California is on the verge of a healthcare crisis.
In the past several years, the state has dramatically expanded access to care for millions of Californians who were previously without health insurance. While residents have benefitted from more coverage, this influx of new patients is straining hospitals and clinics, which are struggling to find enough trained doctors and nurses to meet patients’ needs.
Nursing is the single largest health profession in the state, employing more than 330,000 actively licensed nurses who earn on average $100,000 per year.
More than one-third of California’s registered nurses are over the age of 55 and expected to retire over the next several years as baby boomers exit the workforce, according to a recent report by the California Future Health Workforce Commission.
The healthcare system here is hemorrhaging trained professionals and caregivers with expertise, while demand for skilled nurses will continue to grow as our population ages and we work to expand access to care.
By 2026, California is projected to have a deficit of more than 44,000 nurses, according to the California Health Care Foundation. It’s by far the largest such deficit in the country.
About 11,000 nurses annually graduate in California. Quite simply, we are not training new practitioners fast enough to address the nursing shortage, putting the quality of care for current and future patients at risk.
To fill the void, nursing colleges like West Coast University have stepped in to ensure California has the nurses we need to meet the demands of our changing and growing patient population.
West Coast University, a nursing school founded in 1909, is based in Irvine with Southern California campuses in Anaheim, Los Angeles and Ontario. On May 19, West Coast University held a commencement for more than 900 students at the Honda Center in Anaheim.
West Coast University has played an important role in providing exceptionally trained nurses to fill the demand. The school exceeds our state’s high standards for education excellence and turns out some of the best-trained nurses in California.

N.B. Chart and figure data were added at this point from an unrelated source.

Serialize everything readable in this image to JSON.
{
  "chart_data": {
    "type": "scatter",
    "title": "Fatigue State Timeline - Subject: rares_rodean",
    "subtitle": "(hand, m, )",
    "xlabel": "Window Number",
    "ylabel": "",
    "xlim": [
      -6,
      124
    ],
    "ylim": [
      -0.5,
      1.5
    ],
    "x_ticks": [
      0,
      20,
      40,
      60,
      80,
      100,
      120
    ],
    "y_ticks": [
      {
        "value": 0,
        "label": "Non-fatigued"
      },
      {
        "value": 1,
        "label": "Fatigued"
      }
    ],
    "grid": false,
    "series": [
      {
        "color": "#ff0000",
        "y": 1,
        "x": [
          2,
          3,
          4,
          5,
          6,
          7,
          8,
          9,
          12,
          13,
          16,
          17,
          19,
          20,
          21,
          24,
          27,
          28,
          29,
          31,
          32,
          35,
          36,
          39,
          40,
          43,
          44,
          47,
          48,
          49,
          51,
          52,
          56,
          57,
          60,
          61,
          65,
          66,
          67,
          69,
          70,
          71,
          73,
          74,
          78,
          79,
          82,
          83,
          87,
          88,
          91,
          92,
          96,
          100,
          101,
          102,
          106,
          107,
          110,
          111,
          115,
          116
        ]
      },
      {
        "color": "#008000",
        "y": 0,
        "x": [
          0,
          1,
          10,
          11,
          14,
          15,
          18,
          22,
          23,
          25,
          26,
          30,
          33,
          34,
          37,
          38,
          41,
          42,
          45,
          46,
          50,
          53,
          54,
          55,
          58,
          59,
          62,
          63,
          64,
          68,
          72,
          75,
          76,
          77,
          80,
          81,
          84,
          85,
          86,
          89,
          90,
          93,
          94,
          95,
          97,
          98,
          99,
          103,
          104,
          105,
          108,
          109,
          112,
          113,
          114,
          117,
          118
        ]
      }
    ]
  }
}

As an independent member of West Coast’s board of trustees, I’ve seen firsthand how the school prepares trained nurses and high-demand postgraduate health professionals who are qualified to serve our diverse community.
What makes it a special institution is our commitment to give a quality education to underserved students. Of these students, 75% are female, and 73% identify as a minority. Their education creates a gateway to a profession that will provide lasting and meaningful wages and benefits with ample opportunities for career advancement.
Unfortunately, an unelected bureaucracy in Sacramento called the Board of Registered Nursing is on the brink of making the nursing crisis even worse by unlawfully capping enrollments at California nursing schools and leaving the state with a deeper deficit of healthcare providers.
Though they have no actual legal authority over nursing school enrollments, the BRN has gradually tried to expand its power by telling schools how many students they can serve. This bureaucratic mission creep is not only illegal, it hurts patients by limiting the number of qualified nurses entering California’s workforce.
The BRN openly states they are attempting to protect associate degree in nursing programs at community colleges. That said, it seems that the board has ulterior motives regarding intentionally capping the supply of nurses, and that very well could be with the intention of increasing nursing salaries in the state, which remain the highest in the country.
As California’s healthcare crisis grows, some schools are beginning to challenge the board’s authority, and demanding that they abide by the law as written. In response, the board is now attempting to retroactively rewrite its bylaws to give itself the authority to cap nursing school enrollments. This power grab is sure to be challenged in the courts and will put the fate of nursing programs in Orange County and across the state in limbo.
The first law of business is the law of supply and demand. At a time when demand for well-trained nurses is growing, it simply makes no sense for an unaccountable state agency to make sweeping decisions that will decrease our state’s nursing supply.
What’s truly shocking is that members of this government board don’t talk with our representatives. Frankly, the government is not listening to the private sector.
We can surmise that their antipathy may be to harm private and for-profit schools or it could be a method to boost the salaries of nurses by creating shortages.
This unelected government entity is ignoring the crisis at its doorstep, and the impacts for our families and employees could be disastrous.
The looming shortage is something we should all be concerned about. It will mean that our family members and neighbors will not receive the attention and care they need when they are sick.
Instead of trying to cut school enrollments and make our state’s nursing shortage worse, we should be working together to ensure California can continue to educate and train the nurses we need to meet patient demand.
Editor’s Note: Jim Connelly, president of Creative Teaching Press in Cypress, has worked in educational publishing for almost 40 years.